Hives

Category: 

Short Story by Douglas Cole

 

"Sunrise" © Artem Popov

I broke out in hives. They appeared out of nowhere, big red welts. At first, they were just these little itchy pinpricks. They came and went, and I didn’t pay much attention to them. Then they started to “spread,” if that’s the right way to say it, becoming these swollen, hot itchy patches that lingered for several hours, whole nights sometimes. But they would come and go. Not every day. Just sometimes. And I never knew when they were coming or what brought them on. I didn’t tell anyone about it.

• • •

Jimmy’s dad picked us up in his convertible. We were heading to his place for the weekend. Jimmy’s folks were split, and his dad had started a counseling practice up in Santa Rosa. He had this nice little house on a cul de sac, with a pool and a big screen TV. When we arrived, we immediately went swimming. His dad opened a beer and sat off under the shade of the awning that came out over the screen door, and his girlfriend Julie came out and sat with him.

“You boys having a good vacation?” she called to us.

Jimmy ignored her. I swam over to the side and said, “Great! And thanks again for having me up here.”
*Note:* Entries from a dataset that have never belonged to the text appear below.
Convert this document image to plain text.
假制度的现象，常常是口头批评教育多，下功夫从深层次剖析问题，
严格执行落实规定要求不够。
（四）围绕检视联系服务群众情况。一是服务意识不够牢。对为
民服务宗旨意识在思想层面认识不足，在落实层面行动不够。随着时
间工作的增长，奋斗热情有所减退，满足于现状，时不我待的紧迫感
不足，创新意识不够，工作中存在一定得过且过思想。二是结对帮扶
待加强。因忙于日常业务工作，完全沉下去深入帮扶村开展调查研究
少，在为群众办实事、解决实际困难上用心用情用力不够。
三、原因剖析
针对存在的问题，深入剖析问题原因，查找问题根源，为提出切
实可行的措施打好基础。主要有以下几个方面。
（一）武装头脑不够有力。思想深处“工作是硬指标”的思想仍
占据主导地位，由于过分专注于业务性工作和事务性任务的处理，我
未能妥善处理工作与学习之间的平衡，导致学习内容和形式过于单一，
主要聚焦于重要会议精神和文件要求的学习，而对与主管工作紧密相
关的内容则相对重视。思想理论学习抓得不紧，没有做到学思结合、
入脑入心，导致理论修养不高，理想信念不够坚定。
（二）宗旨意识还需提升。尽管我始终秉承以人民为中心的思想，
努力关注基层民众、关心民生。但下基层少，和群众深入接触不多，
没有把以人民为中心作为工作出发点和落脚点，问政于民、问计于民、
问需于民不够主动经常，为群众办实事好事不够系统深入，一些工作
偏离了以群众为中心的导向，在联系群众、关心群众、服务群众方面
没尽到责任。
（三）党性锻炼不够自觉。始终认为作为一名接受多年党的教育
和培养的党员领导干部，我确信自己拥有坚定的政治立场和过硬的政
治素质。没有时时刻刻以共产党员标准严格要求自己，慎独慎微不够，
“You bet, honey.” She winked and grinned in a provocative way.

Now, see, Jimmy’s dad had already gone gray, and he moved like he was a thousand years old, although he worked out “like a madman,” Jimmy said, and was in great shape. But his girlfriend had to be at least fifteen years younger than he was. She was short and thin at the waist and tan and “stacked,” like Jimmy said. And she sat there watching us, laughing and sipping a beer, while Jimmy’s dad seemed to slip off into a nap, his head back on the chair, his hands clasped on his belly.

“I’m coming in,” Julie said, and she sauntered, yes, like a model in a commercial and made a graceful dive into the deep end. Jimmy pulled himself up onto the edge and smiled at me, shaking his head.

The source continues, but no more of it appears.